What Am I Doing Here?

If I live my life to the creative maximum, will I also try to prevent a horse from being flogged and spend the last ten years of my life as a mental invalid?

If I live my life to the creative maximum, will I also try to prevent a horse from being flogged and spend the last ten years of my life as a mental invalid?

Once and for all, I decided to create a blog that wouldn’t grow obsolete over time.

I’m no longer inside the safety of the Vandy bubble, so the website I maintained for my radio show there has been passed down to a young protege.  And I’m no longer traipsing around Europe with two of my best friends, so it would make no sense for me to convert my account of our travels into a personal space to rant about life afterwards.  That would be like the million false endings of Return of the King except if the movie had continued past Samwise closing his door and just showed him getting older and fatter each year.
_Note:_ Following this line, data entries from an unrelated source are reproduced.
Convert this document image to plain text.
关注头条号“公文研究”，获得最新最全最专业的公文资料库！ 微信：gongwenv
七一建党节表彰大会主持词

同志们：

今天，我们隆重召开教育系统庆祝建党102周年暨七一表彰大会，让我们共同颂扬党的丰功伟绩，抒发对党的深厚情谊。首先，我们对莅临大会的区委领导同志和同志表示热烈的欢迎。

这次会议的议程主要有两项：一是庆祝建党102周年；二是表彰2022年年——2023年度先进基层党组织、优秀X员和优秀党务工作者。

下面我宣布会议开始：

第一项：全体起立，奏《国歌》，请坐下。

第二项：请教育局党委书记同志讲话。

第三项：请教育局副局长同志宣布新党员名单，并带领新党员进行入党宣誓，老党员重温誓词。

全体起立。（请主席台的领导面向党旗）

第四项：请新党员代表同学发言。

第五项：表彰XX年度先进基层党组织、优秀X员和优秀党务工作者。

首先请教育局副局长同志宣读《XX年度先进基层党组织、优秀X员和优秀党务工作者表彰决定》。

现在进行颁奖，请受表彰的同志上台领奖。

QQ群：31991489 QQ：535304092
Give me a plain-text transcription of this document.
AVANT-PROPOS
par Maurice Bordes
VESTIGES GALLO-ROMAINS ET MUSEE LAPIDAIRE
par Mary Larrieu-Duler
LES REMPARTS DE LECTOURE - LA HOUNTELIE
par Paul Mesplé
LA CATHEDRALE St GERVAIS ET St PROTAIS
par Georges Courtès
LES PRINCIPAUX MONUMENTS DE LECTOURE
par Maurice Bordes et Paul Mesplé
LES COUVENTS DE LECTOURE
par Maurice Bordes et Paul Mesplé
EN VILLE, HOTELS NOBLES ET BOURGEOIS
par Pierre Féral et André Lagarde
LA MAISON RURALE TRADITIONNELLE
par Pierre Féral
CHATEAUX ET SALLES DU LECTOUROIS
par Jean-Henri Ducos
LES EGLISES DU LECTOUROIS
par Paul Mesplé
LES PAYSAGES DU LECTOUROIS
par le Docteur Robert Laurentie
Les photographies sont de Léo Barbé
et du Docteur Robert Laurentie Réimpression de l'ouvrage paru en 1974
So a new website was necessary.  Luckily WordPress doesn’t have a limit on how many websites I can create.  The only inconvenience was having to create yet another Gmail account, but I suppose in the long run that will actually be a benefit–when Chasing the Dionysian inevitably becomes world-famous, I won’t need to sift through all the spambots commenters’ messages in my personal inbox.  Meanwhile, back in reality, I’ll check the new email every day and sigh when the only comments are from my mother and maybe my grandma.

So why did I name this blog Chasing the Dionysian, you ask?  Great question, I was hoping this would come up!  I even thought to prepare an answer for you!
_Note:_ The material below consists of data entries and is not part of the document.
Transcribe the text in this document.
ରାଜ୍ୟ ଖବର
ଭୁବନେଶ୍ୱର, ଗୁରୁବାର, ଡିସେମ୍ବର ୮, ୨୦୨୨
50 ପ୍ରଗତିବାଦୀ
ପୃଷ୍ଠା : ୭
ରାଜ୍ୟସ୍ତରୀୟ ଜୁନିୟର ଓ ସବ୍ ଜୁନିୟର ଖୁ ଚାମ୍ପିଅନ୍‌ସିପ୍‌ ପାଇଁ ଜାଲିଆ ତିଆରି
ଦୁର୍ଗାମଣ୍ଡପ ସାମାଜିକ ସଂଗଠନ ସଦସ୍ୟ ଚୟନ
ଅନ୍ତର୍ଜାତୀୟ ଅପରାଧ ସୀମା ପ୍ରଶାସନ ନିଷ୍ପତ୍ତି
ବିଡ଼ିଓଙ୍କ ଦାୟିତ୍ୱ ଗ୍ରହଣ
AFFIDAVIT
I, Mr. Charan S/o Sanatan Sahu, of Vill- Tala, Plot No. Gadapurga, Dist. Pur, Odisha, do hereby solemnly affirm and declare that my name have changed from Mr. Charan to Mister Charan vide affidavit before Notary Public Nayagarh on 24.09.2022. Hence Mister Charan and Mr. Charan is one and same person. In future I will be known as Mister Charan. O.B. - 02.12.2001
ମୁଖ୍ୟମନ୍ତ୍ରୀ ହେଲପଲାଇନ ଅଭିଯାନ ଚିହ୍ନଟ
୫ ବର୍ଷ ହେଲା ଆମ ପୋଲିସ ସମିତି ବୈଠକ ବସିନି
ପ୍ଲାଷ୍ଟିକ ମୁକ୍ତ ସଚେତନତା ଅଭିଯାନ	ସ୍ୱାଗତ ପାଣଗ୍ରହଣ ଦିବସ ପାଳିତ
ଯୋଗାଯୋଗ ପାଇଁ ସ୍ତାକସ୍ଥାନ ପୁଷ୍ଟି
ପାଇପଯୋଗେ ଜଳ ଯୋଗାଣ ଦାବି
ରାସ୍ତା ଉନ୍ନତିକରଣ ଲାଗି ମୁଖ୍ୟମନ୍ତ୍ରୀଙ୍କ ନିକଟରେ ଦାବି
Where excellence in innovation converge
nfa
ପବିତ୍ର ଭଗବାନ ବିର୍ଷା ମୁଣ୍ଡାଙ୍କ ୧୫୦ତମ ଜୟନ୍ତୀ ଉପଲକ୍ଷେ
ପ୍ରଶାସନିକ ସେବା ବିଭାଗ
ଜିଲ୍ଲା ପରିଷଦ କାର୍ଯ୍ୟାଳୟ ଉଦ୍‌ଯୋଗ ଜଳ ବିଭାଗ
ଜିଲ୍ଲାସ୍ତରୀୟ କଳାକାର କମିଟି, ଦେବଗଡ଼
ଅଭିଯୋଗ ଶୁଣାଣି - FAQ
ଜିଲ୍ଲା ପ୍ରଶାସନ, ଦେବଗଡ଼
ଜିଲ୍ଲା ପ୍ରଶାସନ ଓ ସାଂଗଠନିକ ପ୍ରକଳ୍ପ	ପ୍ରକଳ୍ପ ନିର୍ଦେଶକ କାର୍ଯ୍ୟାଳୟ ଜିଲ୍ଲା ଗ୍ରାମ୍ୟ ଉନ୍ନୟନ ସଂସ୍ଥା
During my college years I came to several major realizations about my life and myself, but two are particularly relevant to this story: first, that I love the writings of Friedrich Nietzsche; and second, that I am going to make my living as a creator.  That’s a really vague term, I know, but I think Nietzsche would’ve been a fan.  After all, he based his entire value system on the concept that there should be no such thing as a set value system–no permanent definitions, morals, religion, not even a permanent attachment to our own past.  For him, the one constant that underlies life is the will to power, which is an instinctive drive to say “yes” to life as it happens and constantly reshape what we believe in most firmly.  To grasp any value, lover, or past identity for longer than the moment is to chain ourselves to something that denies life and remove ourselves from the freedom afforded by constant change.  The formless force that drives us to overcome these bastions of self is called the DIONYSIAN, and the person who can express it continuously is the UBERMENSCH.
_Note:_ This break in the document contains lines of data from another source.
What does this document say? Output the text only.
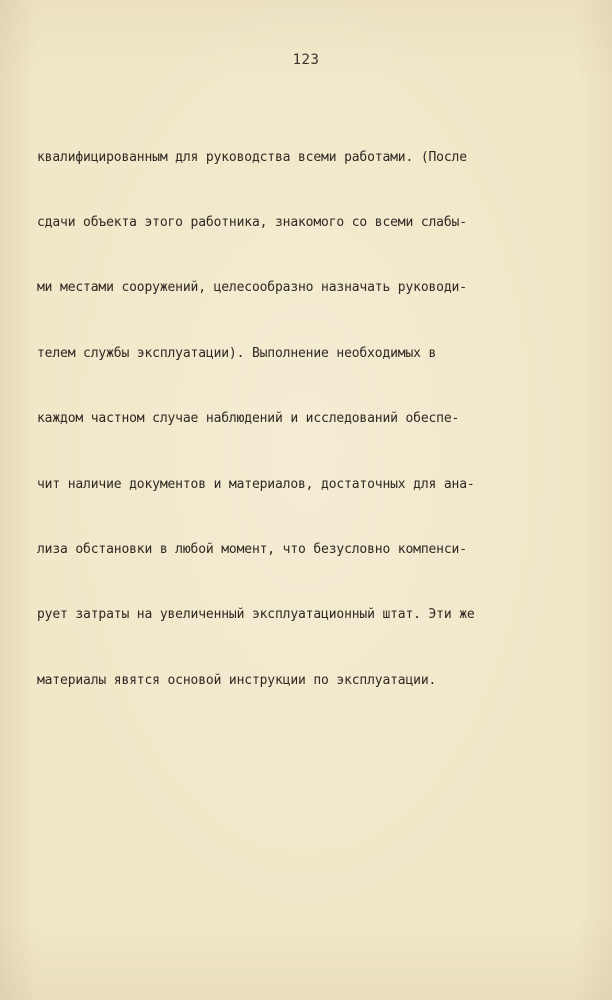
123

квалифицированным для руководства всеми работами. (После

сдачи объекта этого работника, знакомого со всеми слабы-

ми местами сооружений, целесообразно назначать руководи-

телем службы эксплуатации). Выполнение необходимых в

каждом частном случае наблюдений и исследований обеспе-

чит наличие документов и материалов, достаточных для ана-

лиза обстановки в любой момент, что безусловно компенси-

рует затраты на увеличенный эксплуатационный штат. Эти же

материалы явятся основой инструкции по эксплуатации.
As much as I love Nietzsche’s ideas and as much as I will defend him from people who associate him with Nazis (a tragic result of his anti-Semitic sister altering her brother’s works after his 1889 mental collapse), I don’t think I will ever be the Ubermensch.  I don’t think that’s attainable for anybody.  We like other people too much, we steadfastly maintain our beliefs, we can’t escape ruminating over the decisions and events that have defined who we are today.  The person who truly overcomes themselves lives a lonely life.  Is that worth it?  Not to me.

But I can still let Nietzsche inspire me, particularly on my creative side.  I want to write blogs and movies and books and webseries.  I want to interview interesting musicians and film their performances and put them up on YouTube.  I want to make music myself and maybe join a band and quit the full-time job I don’t have yet because I just don’t know what I want out of life and I’ve had to fight the paralysis of indecision for the past I-don’t-know-how-many months.  I am untapped creative potential without focus, and I live in a world of distracting people and newsfeeds that hinders my development as a creator.  But if I keep Nietzsche in mind and always ask myself what the life-affirming, value-creating choice would be in any given situation, I think I will turn out alright.

Maybe one day I’ll actually turn into Dionysus and I’ll throw myself a massive Bacchanalia and anyone who likes my blog posts will be invited.  But until that day, I’ll just be a young man in Chicago, trying to create something new every minute as I navigate through the craze of my 20s.  Check back here as often as you want for updates on how that’s going, what I’m thinking about, and maybe some cool features.  Or don’t check back at all–Nietzsche would admire your fierce independence.